With any type of treatment for depression, it helps to first identify things that trigger sadness. Social anxiety is a common underlying cause. Therefore, your therapist may focus treatment on developing your social skills and building your confidence in social settings.
Changing your thought patterns helps put your fears in perspective
Cognitive behavioral therapy (CBT) is an effective type of psychotherapy. It helps you understand how your thoughts influence your feelings and behaviors.
Since social anxiety is often fueled by irrational fears, one goal of therapy could be helping you develop more realistic thought patterns. So, instead of always imagining worst-case scenarios in social settings, you’ll learn how to focus on more realistic scenarios.
An irrational fear would be thinking, “Everyone’s judging me,” or “I look stupid.”
A more realistic thought pattern would be: “Everyone’s nervous, and most people are too focused on how they look and sound to be overly concerned about me.”
Your therapist may also recommend other therapies to address your fears, such as group therapy or exposure therapy.
Group therapy is an opportunity to practice social interactions in a safe, controlled environment. You can receive feedback from people who understand what you’re going through, and you’re able to talk openly without judgment.
With exposure therapy, you’ll face your social fears under the guidance of a therapist. The exposure starts off simple and then becomes more complex or intense over time.
Repeated exposure helps gradually lessen social anxiety.
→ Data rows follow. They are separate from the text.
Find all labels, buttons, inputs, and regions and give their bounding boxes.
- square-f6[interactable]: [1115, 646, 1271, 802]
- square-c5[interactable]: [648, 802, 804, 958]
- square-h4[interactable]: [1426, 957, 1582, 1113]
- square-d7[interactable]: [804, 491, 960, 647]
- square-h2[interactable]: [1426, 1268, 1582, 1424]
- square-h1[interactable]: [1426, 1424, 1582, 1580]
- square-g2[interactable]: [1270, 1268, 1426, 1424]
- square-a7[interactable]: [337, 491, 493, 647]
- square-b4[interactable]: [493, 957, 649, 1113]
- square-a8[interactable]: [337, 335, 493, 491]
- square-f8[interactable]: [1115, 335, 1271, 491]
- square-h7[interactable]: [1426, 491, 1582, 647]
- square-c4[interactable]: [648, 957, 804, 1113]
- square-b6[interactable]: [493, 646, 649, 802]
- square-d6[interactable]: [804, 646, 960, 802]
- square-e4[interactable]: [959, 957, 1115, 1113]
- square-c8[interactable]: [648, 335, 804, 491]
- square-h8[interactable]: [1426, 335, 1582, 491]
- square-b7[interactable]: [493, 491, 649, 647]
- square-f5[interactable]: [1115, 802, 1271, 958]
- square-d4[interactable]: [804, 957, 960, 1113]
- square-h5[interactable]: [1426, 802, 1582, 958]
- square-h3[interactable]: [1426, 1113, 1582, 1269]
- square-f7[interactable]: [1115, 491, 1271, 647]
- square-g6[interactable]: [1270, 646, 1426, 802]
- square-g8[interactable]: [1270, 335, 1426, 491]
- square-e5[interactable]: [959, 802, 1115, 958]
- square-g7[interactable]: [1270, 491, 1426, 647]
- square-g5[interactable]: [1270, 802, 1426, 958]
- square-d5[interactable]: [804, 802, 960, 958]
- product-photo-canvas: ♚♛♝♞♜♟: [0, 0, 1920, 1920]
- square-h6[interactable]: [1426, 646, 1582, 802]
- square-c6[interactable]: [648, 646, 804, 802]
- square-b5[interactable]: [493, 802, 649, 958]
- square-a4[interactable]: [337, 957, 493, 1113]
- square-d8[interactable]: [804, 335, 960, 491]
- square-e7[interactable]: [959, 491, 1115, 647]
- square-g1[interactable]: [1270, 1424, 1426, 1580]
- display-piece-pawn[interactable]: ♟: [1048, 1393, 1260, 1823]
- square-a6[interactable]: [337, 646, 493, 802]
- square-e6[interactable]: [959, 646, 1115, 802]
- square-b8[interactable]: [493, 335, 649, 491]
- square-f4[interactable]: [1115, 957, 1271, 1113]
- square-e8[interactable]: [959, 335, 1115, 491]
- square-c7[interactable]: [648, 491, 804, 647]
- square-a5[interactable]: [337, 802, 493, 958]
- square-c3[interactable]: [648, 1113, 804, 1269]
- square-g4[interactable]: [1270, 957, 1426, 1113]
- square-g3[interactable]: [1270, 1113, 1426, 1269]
Once you’re able to manage your anxiety, your depression and mood may improve.
There are medications out there that may help with the symptoms of social anxiety and depression.
Selective serotonin reuptake inhibitors (SSRIs) are often the first line of defense when treating social anxiety and depression. These include paroxetine (Paxil, Pexeva) and sertraline (Zoloft).
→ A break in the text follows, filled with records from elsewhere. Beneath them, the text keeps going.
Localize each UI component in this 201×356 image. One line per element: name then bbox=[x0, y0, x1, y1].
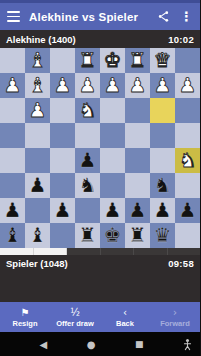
square-c5[interactable] bbox=[125, 148, 150, 173]
square-h3[interactable] bbox=[0, 98, 25, 123]
menu-icon[interactable] bbox=[7, 11, 20, 21]
piece-bP-a7[interactable]: ♟ bbox=[179, 198, 197, 223]
progress-segment-2 bbox=[34, 248, 68, 255]
opponent-clock: 10:02 bbox=[168, 34, 194, 45]
player-name: Spieler (1048) bbox=[6, 258, 68, 269]
piece-bP-h7[interactable]: ♟ bbox=[4, 198, 22, 223]
overflow-menu-icon[interactable]: ⋮ bbox=[180, 10, 193, 23]
progress-segment-4 bbox=[101, 248, 135, 255]
piece-wP-g3[interactable]: ♟ bbox=[29, 98, 47, 123]
piece-wQ-b1[interactable]: ♛ bbox=[154, 48, 172, 73]
nav-back-icon[interactable]: ◀ bbox=[40, 339, 48, 350]
square-f5[interactable] bbox=[50, 148, 75, 173]
game-toolbar: ⚑ Resign ½ Offer draw ‹ Back › Forward bbox=[0, 302, 200, 332]
square-c2[interactable]: ♟ bbox=[125, 73, 150, 98]
square-c3[interactable] bbox=[125, 98, 150, 123]
progress-segment-5 bbox=[134, 248, 168, 255]
piece-wR-c1[interactable]: ♜ bbox=[129, 48, 147, 73]
square-d1[interactable]: ♚ bbox=[100, 48, 125, 73]
piece-bP-g6[interactable]: ♟ bbox=[29, 173, 47, 198]
square-a5[interactable]: ♞ bbox=[175, 148, 200, 173]
piece-wP-a2[interactable]: ♟ bbox=[179, 73, 197, 98]
player-clock: 09:58 bbox=[168, 258, 194, 269]
square-b3[interactable] bbox=[150, 98, 175, 123]
chess-board[interactable]: ♝♜♚♜♛♟♝♟♟♟♟♟♟♟♞♟♞♟♞♞♟♟♟♟♟♟♝♝♜♚♜♛ bbox=[0, 48, 200, 248]
square-h6[interactable] bbox=[0, 173, 25, 198]
square-d3[interactable] bbox=[100, 98, 125, 123]
resign-button[interactable]: ⚑ Resign bbox=[0, 302, 50, 332]
piece-bP-c7[interactable]: ♟ bbox=[129, 198, 147, 223]
square-b8[interactable]: ♛ bbox=[150, 223, 175, 248]
square-e4[interactable] bbox=[75, 123, 100, 148]
square-d5[interactable] bbox=[100, 148, 125, 173]
piece-bP-b7[interactable]: ♟ bbox=[154, 198, 172, 223]
square-f2[interactable]: ♟ bbox=[50, 73, 75, 98]
page-title: Alekhine vs Spieler bbox=[29, 11, 147, 23]
piece-wP-e2[interactable]: ♟ bbox=[79, 73, 97, 98]
player-panel: Spieler (1048) 09:58 bbox=[0, 255, 200, 302]
piece-bP-f7[interactable]: ♟ bbox=[54, 198, 72, 223]
square-g2[interactable]: ♝ bbox=[25, 73, 50, 98]
piece-bQ-b8[interactable]: ♛ bbox=[154, 223, 172, 248]
opponent-name: Alekhine (1400) bbox=[6, 34, 76, 45]
square-e8[interactable]: ♜ bbox=[75, 223, 100, 248]
square-b2[interactable]: ♟ bbox=[150, 73, 175, 98]
square-h1[interactable] bbox=[0, 48, 25, 73]
square-d7[interactable]: ♟ bbox=[100, 198, 125, 223]
piece-wP-b2[interactable]: ♟ bbox=[154, 73, 172, 98]
piece-wB-g2[interactable]: ♝ bbox=[29, 73, 47, 98]
phone-screen: Alekhine vs Spieler ⋮ Alekhine (1400) 10… bbox=[0, 0, 200, 356]
square-e1[interactable]: ♜ bbox=[75, 48, 100, 73]
share-icon[interactable] bbox=[157, 10, 170, 23]
piece-wP-d2[interactable]: ♟ bbox=[104, 73, 122, 98]
square-h8[interactable]: ♝ bbox=[0, 223, 25, 248]
square-b7[interactable]: ♟ bbox=[150, 198, 175, 223]
square-g5[interactable] bbox=[25, 148, 50, 173]
flag-icon: ⚑ bbox=[21, 307, 30, 318]
square-a1[interactable] bbox=[175, 48, 200, 73]
square-g7[interactable] bbox=[25, 198, 50, 223]
square-f7[interactable]: ♟ bbox=[50, 198, 75, 223]
square-h4[interactable] bbox=[0, 123, 25, 148]
square-a8[interactable] bbox=[175, 223, 200, 248]
square-g8[interactable]: ♝ bbox=[25, 223, 50, 248]
piece-bP-e5[interactable]: ♟ bbox=[79, 148, 97, 173]
piece-wP-c2[interactable]: ♟ bbox=[129, 73, 147, 98]
piece-wB-g1[interactable]: ♝ bbox=[29, 48, 47, 73]
square-a2[interactable]: ♟ bbox=[175, 73, 200, 98]
square-e6[interactable]: ♞ bbox=[75, 173, 100, 198]
square-c8[interactable]: ♜ bbox=[125, 223, 150, 248]
square-c7[interactable]: ♟ bbox=[125, 198, 150, 223]
piece-bN-e6[interactable]: ♞ bbox=[79, 173, 97, 198]
square-e7[interactable] bbox=[75, 198, 100, 223]
piece-bB-g8[interactable]: ♝ bbox=[29, 223, 47, 248]
square-f6[interactable] bbox=[50, 173, 75, 198]
square-f1[interactable] bbox=[50, 48, 75, 73]
piece-wP-f2[interactable]: ♟ bbox=[54, 73, 72, 98]
square-a3[interactable] bbox=[175, 98, 200, 123]
piece-bP-d7[interactable]: ♟ bbox=[104, 198, 122, 223]
progress-segment-1 bbox=[0, 248, 34, 255]
square-e3[interactable]: ♞ bbox=[75, 98, 100, 123]
piece-bR-c8[interactable]: ♜ bbox=[129, 223, 147, 248]
opponent-bar: Alekhine (1400) 10:02 bbox=[0, 30, 200, 48]
square-c6[interactable] bbox=[125, 173, 150, 198]
chevron-right-icon: › bbox=[173, 307, 177, 318]
square-h5[interactable] bbox=[0, 148, 25, 173]
progress-segment-6 bbox=[168, 248, 201, 255]
chevron-left-icon: ‹ bbox=[123, 307, 127, 318]
square-e2[interactable]: ♟ bbox=[75, 73, 100, 98]
app-bar: Alekhine vs Spieler ⋮ bbox=[0, 3, 200, 30]
nav-recents-icon[interactable]: ■ bbox=[135, 339, 144, 349]
piece-wK-d1[interactable]: ♚ bbox=[104, 48, 122, 73]
half-point-icon: ½ bbox=[70, 307, 80, 318]
accessibility-icon[interactable] bbox=[183, 338, 192, 351]
square-d4[interactable] bbox=[100, 123, 125, 148]
square-g3[interactable]: ♟ bbox=[25, 98, 50, 123]
nav-home-icon[interactable]: ● bbox=[87, 339, 96, 350]
piece-wP-h2[interactable]: ♟ bbox=[4, 73, 22, 98]
progress-bar bbox=[0, 248, 200, 255]
square-h2[interactable]: ♟ bbox=[0, 73, 25, 98]
square-g1[interactable]: ♝ bbox=[25, 48, 50, 73]
piece-bB-h8[interactable]: ♝ bbox=[4, 223, 22, 248]
piece-bN-b6[interactable]: ♞ bbox=[154, 173, 172, 198]
piece-wN-e3[interactable]: ♞ bbox=[79, 98, 97, 123]
piece-wN-a5[interactable]: ♞ bbox=[179, 148, 197, 173]
square-b6[interactable]: ♞ bbox=[150, 173, 175, 198]
piece-bR-e8[interactable]: ♜ bbox=[79, 223, 97, 248]
square-f4[interactable] bbox=[50, 123, 75, 148]
square-h7[interactable]: ♟ bbox=[0, 198, 25, 223]
android-nav-bar: ◀ ● ■ bbox=[0, 332, 200, 356]
square-g6[interactable]: ♟ bbox=[25, 173, 50, 198]
progress-segment-3 bbox=[67, 248, 101, 255]
square-e5[interactable]: ♟ bbox=[75, 148, 100, 173]
forward-button[interactable]: › Forward bbox=[150, 302, 200, 332]
square-c1[interactable]: ♜ bbox=[125, 48, 150, 73]
piece-wR-e1[interactable]: ♜ bbox=[79, 48, 97, 73]
square-f3[interactable] bbox=[50, 98, 75, 123]
square-c4[interactable] bbox=[125, 123, 150, 148]
back-button[interactable]: ‹ Back bbox=[100, 302, 150, 332]
square-f8[interactable] bbox=[50, 223, 75, 248]
square-a7[interactable]: ♟ bbox=[175, 198, 200, 223]
square-a4[interactable] bbox=[175, 123, 200, 148]
square-b1[interactable]: ♛ bbox=[150, 48, 175, 73]
square-b4[interactable] bbox=[150, 123, 175, 148]
square-d8[interactable]: ♚ bbox=[100, 223, 125, 248]
square-b5[interactable] bbox=[150, 148, 175, 173]
square-d6[interactable] bbox=[100, 173, 125, 198]
square-a6[interactable] bbox=[175, 173, 200, 198]
square-d2[interactable]: ♟ bbox=[100, 73, 125, 98]
piece-bK-d8[interactable]: ♚ bbox=[104, 223, 122, 248]
offer-draw-button[interactable]: ½ Offer draw bbox=[50, 302, 100, 332]
square-g4[interactable] bbox=[25, 123, 50, 148]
Your doctor can also prescribe a serotonin-norepinephrine reuptake inhibitor (SNRI) like venlafaxine (Effexor XR), as well as combine an anti-anxiety medication with an antidepressant.
In addition to SSRIs and SNRIs, other medications used for anxiety include benzodiazepines like:
- alprazolam (Xanax)
- clonazepam (Klonopin)
- diazepam (Valium, Diastat, Diazepam Intensol, and Diastat AcuDial)
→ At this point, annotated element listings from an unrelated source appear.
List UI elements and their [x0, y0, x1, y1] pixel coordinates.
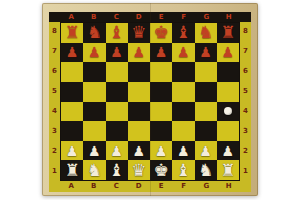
- square-e6[interactable]: [150, 62, 172, 82]
- square-a7[interactable]: ♟: [61, 43, 83, 63]
- rank-label-2: 2: [49, 141, 60, 161]
- square-c4[interactable]: [106, 102, 128, 122]
- white-pawn[interactable]: ♟: [133, 144, 146, 158]
- rank-label-6: 6: [240, 62, 251, 82]
- square-g4[interactable]: [195, 102, 217, 122]
- top-file-strip: ABCDEFGH: [49, 12, 251, 22]
- white-bishop[interactable]: ♝: [109, 162, 124, 179]
- red-bishop[interactable]: ♝: [176, 24, 191, 41]
- file-label-c: C: [105, 14, 128, 21]
- square-g7[interactable]: ♟: [195, 43, 217, 63]
- red-rook[interactable]: ♜: [65, 24, 80, 41]
- rank-label-6: 6: [49, 62, 60, 82]
- rank-label-8: 8: [240, 22, 251, 42]
- rank-label-3: 3: [49, 121, 60, 141]
- square-f4[interactable]: [172, 102, 194, 122]
- square-a5[interactable]: [61, 82, 83, 102]
- square-d1[interactable]: ♛: [128, 160, 150, 180]
- rank-label-8: 8: [49, 22, 60, 42]
- white-pawn[interactable]: ♟: [222, 144, 235, 158]
- square-b3[interactable]: [83, 121, 105, 141]
- red-knight[interactable]: ♞: [87, 24, 102, 41]
- white-bishop[interactable]: ♝: [176, 162, 191, 179]
- white-knight[interactable]: ♞: [198, 162, 213, 179]
- white-rook[interactable]: ♜: [65, 162, 80, 179]
- red-queen[interactable]: ♛: [131, 24, 146, 41]
- square-g5[interactable]: [195, 82, 217, 102]
- square-g2[interactable]: ♟: [195, 141, 217, 161]
- square-d2[interactable]: ♟: [128, 141, 150, 161]
- file-label-e: E: [150, 183, 173, 190]
- square-c3[interactable]: [106, 121, 128, 141]
- square-e4[interactable]: [150, 102, 172, 122]
- square-a3[interactable]: [61, 121, 83, 141]
- square-h1[interactable]: ♜: [217, 160, 239, 180]
- red-pawn[interactable]: ♟: [66, 45, 79, 59]
- square-f2[interactable]: ♟: [172, 141, 194, 161]
- rank-label-7: 7: [240, 42, 251, 62]
- white-pawn[interactable]: ♟: [88, 144, 101, 158]
- square-e1[interactable]: ♚: [150, 160, 172, 180]
- file-label-a: A: [60, 14, 83, 21]
- square-b4[interactable]: [83, 102, 105, 122]
- file-label-h: H: [218, 14, 241, 21]
- red-pawn[interactable]: ♟: [88, 45, 101, 59]
- square-h4[interactable]: [217, 102, 239, 122]
- square-f7[interactable]: ♟: [172, 43, 194, 63]
- rank-label-1: 1: [240, 161, 251, 181]
- square-f5[interactable]: [172, 82, 194, 102]
- square-d7[interactable]: ♟: [128, 43, 150, 63]
- square-d3[interactable]: [128, 121, 150, 141]
- file-label-g: G: [195, 183, 218, 190]
- board-squares: ♜♞♝♛♚♝♞♜♟♟♟♟♟♟♟♟♟♟♟♟♟♟♟♟♜♞♝♛♚♝♞♜: [60, 22, 240, 181]
- white-queen[interactable]: ♛: [131, 162, 146, 179]
- rank-label-7: 7: [49, 42, 60, 62]
- square-d6[interactable]: [128, 62, 150, 82]
- square-b7[interactable]: ♟: [83, 43, 105, 63]
- white-pawn[interactable]: ♟: [177, 144, 190, 158]
- red-pawn[interactable]: ♟: [155, 45, 168, 59]
- rank-label-4: 4: [240, 102, 251, 122]
- white-rook[interactable]: ♜: [220, 162, 235, 179]
- file-label-f: F: [173, 183, 196, 190]
- red-bishop[interactable]: ♝: [109, 24, 124, 41]
- board-mid: 87654321 ♜♞♝♛♚♝♞♜♟♟♟♟♟♟♟♟♟♟♟♟♟♟♟♟♜♞♝♛♚♝♞…: [49, 22, 251, 181]
- right-rank-rail: 87654321: [240, 22, 251, 181]
- square-a1[interactable]: ♜: [61, 160, 83, 180]
- square-g3[interactable]: [195, 121, 217, 141]
- file-label-e: E: [150, 14, 173, 21]
- rank-label-4: 4: [49, 102, 60, 122]
- file-label-d: D: [128, 14, 151, 21]
- file-label-h: H: [218, 183, 241, 190]
- square-g6[interactable]: [195, 62, 217, 82]
- square-h7[interactable]: ♟: [217, 43, 239, 63]
- square-h5[interactable]: [217, 82, 239, 102]
- red-king[interactable]: ♚: [154, 24, 169, 41]
- square-b5[interactable]: [83, 82, 105, 102]
- file-label-a: A: [60, 183, 83, 190]
- square-e8[interactable]: ♚: [150, 23, 172, 43]
- square-f1[interactable]: ♝: [172, 160, 194, 180]
- red-pawn[interactable]: ♟: [177, 45, 190, 59]
- square-f8[interactable]: ♝: [172, 23, 194, 43]
- board-frame: ABCDEFGH 87654321 ♜♞♝♛♚♝♞♜♟♟♟♟♟♟♟♟♟♟♟♟♟♟…: [42, 3, 258, 196]
- square-c6[interactable]: [106, 62, 128, 82]
- white-pawn[interactable]: ♟: [155, 144, 168, 158]
- square-e5[interactable]: [150, 82, 172, 102]
- square-a4[interactable]: [61, 102, 83, 122]
- file-label-g: G: [195, 14, 218, 21]
- white-pawn[interactable]: ♟: [66, 144, 79, 158]
- square-c1[interactable]: ♝: [106, 160, 128, 180]
- square-f3[interactable]: [172, 121, 194, 141]
- file-label-d: D: [128, 183, 151, 190]
- board-plate: ABCDEFGH 87654321 ♜♞♝♛♚♝♞♜♟♟♟♟♟♟♟♟♟♟♟♟♟♟…: [49, 12, 251, 192]
- file-label-b: B: [83, 183, 106, 190]
- rank-label-2: 2: [240, 141, 251, 161]
- square-c5[interactable]: [106, 82, 128, 102]
- square-d5[interactable]: [128, 82, 150, 102]
- square-b8[interactable]: ♞: [83, 23, 105, 43]
- square-b1[interactable]: ♞: [83, 160, 105, 180]
- red-rook[interactable]: ♜: [220, 24, 235, 41]
- square-e7[interactable]: ♟: [150, 43, 172, 63]
- file-label-c: C: [105, 183, 128, 190]
- square-c8[interactable]: ♝: [106, 23, 128, 43]
- square-h2[interactable]: ♟: [217, 141, 239, 161]
- photo-background: ABCDEFGH 87654321 ♜♞♝♛♚♝♞♜♟♟♟♟♟♟♟♟♟♟♟♟♟♟…: [0, 0, 300, 200]
- square-d4[interactable]: [128, 102, 150, 122]
- square-b6[interactable]: [83, 62, 105, 82]
- red-pawn[interactable]: ♟: [110, 45, 123, 59]
- square-a6[interactable]: [61, 62, 83, 82]
- square-g1[interactable]: ♞: [195, 160, 217, 180]
- square-b2[interactable]: ♟: [83, 141, 105, 161]
- white-pawn[interactable]: ♟: [199, 144, 212, 158]
- square-c2[interactable]: ♟: [106, 141, 128, 161]
- left-rank-rail: 87654321: [49, 22, 60, 181]
- rank-label-3: 3: [240, 121, 251, 141]
- file-label-b: B: [83, 14, 106, 21]
- rank-label-1: 1: [49, 161, 60, 181]
- white-knight[interactable]: ♞: [87, 162, 102, 179]
- rank-label-5: 5: [240, 82, 251, 102]
- square-h3[interactable]: [217, 121, 239, 141]
- square-d8[interactable]: ♛: [128, 23, 150, 43]
- square-g8[interactable]: ♞: [195, 23, 217, 43]
- red-knight[interactable]: ♞: [198, 24, 213, 41]
- square-f6[interactable]: [172, 62, 194, 82]
- red-pawn[interactable]: ♟: [199, 45, 212, 59]
- file-label-f: F: [173, 14, 196, 21]
- square-c7[interactable]: ♟: [106, 43, 128, 63]
- square-a8[interactable]: ♜: [61, 23, 83, 43]
- white-king[interactable]: ♚: [154, 162, 169, 179]
- square-e2[interactable]: ♟: [150, 141, 172, 161]
- square-h8[interactable]: ♜: [217, 23, 239, 43]
- square-e3[interactable]: [150, 121, 172, 141]
- white-disc-marker[interactable]: [224, 107, 232, 115]
- red-pawn[interactable]: ♟: [133, 45, 146, 59]
- white-pawn[interactable]: ♟: [110, 144, 123, 158]
- bottom-file-strip: ABCDEFGH: [49, 181, 251, 192]
- rank-label-5: 5: [49, 82, 60, 102]
- square-a2[interactable]: ♟: [61, 141, 83, 161]
- red-pawn[interactable]: ♟: [222, 45, 235, 59]
- square-h6[interactable]: [217, 62, 239, 82]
- lorazepam (Ativan and Lorazepam Intensol)
Anti-anxiety medications are often short-term solutions. Some of these medications can be habit-forming and have a sedative effect on some people. They may also have dangerous side effects when taken with alcohol.
Benzodiazepines carry a
Along with talk therapy and medication, lifestyle changes can help your recovery, including:
- avoiding alcohol and drug use, which can worsen symptoms of anxiety and depression
- exercising regularly
- getting plenty of sleep
- eating a balanced diet
It may also help to socialize in small settings with people you’re comfortable and familiar with. This can reduce loneliness and isolation, easing depression.
Ask a doctor for a referral to a mental health professional if you have symptoms of social anxiety or depression.
Finding a therapist in your area
These resources can help you find a mental health professional in your area:
Here are some questions you can ask a mental health professional when deciding if they’re a good fit:
- How will you diagnose my condition?
- Do you have experience treating people who have both anxiety and depression?
- How soon can I expect to feel better?
- What type of treatment or therapy do you think is right for me?
- What are the risks and benefits of different treatments for social anxiety and depression?
- What’s the success rate with treatment?
Living with symptoms of both social anxiety and depression can be challenging, but it’s important to know you are not alone. These two mental health conditions can often present together.
If you feel you’re living with the symptoms of social anxiety disorder, depression, or a combination of both, reach out to a doctor or mental health professional. They can help diagnose your condition and point you toward lifestyle changes, therapy, or medication.